QoE in adaptive video streaming
OTT streaming services take-up is exploding. Hundreds of millions of people worldwide have already subscribed to one or more streaming services. Unlike traditional Pay-TV services, subscribers expect to be able to consume streaming services on any device, including TV, cell-phone, PC, tablet, and in any location (home, office, on the way to and from work, etc.). While content is definitely ‘king’, delivering premium quality is a close second, and is a major concern for streaming service providers. The key metrics that affect users’ Quality of Experience (QoE) in adaptive video streaming are:
Video re-buffering ratio - The fraction of time a viewer experiences re-buffering issues (i.e. the video stops playing)
End-to-end latency – For live events, this is the accumulated delay from the time a scene has been captured by a camera and until it is presented on the screen of a client device. Also referred to as glass-to-glass latency.

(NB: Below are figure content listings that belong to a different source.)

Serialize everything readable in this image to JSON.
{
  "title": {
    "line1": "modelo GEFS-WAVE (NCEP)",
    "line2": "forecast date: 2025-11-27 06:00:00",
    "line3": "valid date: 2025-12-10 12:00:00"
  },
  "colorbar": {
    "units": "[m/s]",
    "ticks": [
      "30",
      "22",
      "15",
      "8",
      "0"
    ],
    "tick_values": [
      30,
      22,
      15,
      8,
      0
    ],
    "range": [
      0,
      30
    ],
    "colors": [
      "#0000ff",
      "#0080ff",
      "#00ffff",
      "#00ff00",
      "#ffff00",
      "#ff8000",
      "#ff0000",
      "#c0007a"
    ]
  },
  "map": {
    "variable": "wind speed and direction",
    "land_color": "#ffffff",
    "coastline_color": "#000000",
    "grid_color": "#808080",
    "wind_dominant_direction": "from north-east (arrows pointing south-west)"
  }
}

Video startup time - the time from the initiation of ‘play’ until video actually starts playing on the client’s screen.
Average streaming bit-rate - the media bit rate, averaged over the entire streaming period. In the context of ABR, this is the average over segment frame resolutions selected by the client during playback (out of the available encoding ladder).
Content Distribution Networks (CDNs)
As QoE metrics are highly sensitive to the proximity of the video asset to the client requesting it, OTT streaming providers employ Content Distribution Networks (CDNs). CDNs’ distribute the ABR video content, received from the origin servers, to the edges of their networks and cache the ABR segments there, so that video clients can receive the requested content from the closest available cache. This is intended to yield low latency and startup time.
The ‘last-mile’ challenge
Delivering an ABR stream from the edge of the CDN to video clients installed on end-devices, i.e. across the ’last-mile’ network, is the most challenging delivery stage in terms of QoE, as last mile network conditions are often volatile and highly dynamic:
Different technologies – Clients are connected using DSL, Cable, cellular and Wi-Fi technologies that exhibit different characteristics in terms of available bandwidth, stability, delay and jitter.
Congestion on ISP and residential networks - IP packets carrying video streams can be delayed or even discarded.
Due to fluctuating network bandwidth on the ‘last-mile’, ABR clients often select low video frame resolutions and sometimes buffer up to 30 seconds of video (3 full ABR segments) before starting playback. This can reduce the re-buffering ratio but increases end-to-end latency to levels that are not acceptable for live events, such as sports. The root-cause for this sub-optimal video QoE in the last-mile are the deficiencies of the transport layer congestion-control (TCP in the case of HTTP based streaming).
Compira-Labs provides a software solution that dramatically improves QoE in ‘last-mile’ delivery. By upgrading the network stack at the CDN edge nodes, Compira’s next-generation congestion-control technology maximizes media delivery rates and reduces re-buffering ratio and latency. Data collection and analytics engines provide visibility into QoE metrics across the network, and machine-learning-based intelligence enables continuous performance optimization.
Kernel Module (KM) - Installable Linux kernel module providing real-time streaming optimization via next-generation congestion-control technology.
Thin Agent (TA) – Installable user-space agent for data-collection and remote kernel-module configuration.
Compira Stream – A central web application that activates, configures, and collects data from all agents and modules. Provides performance analytics and non-real-time optimization.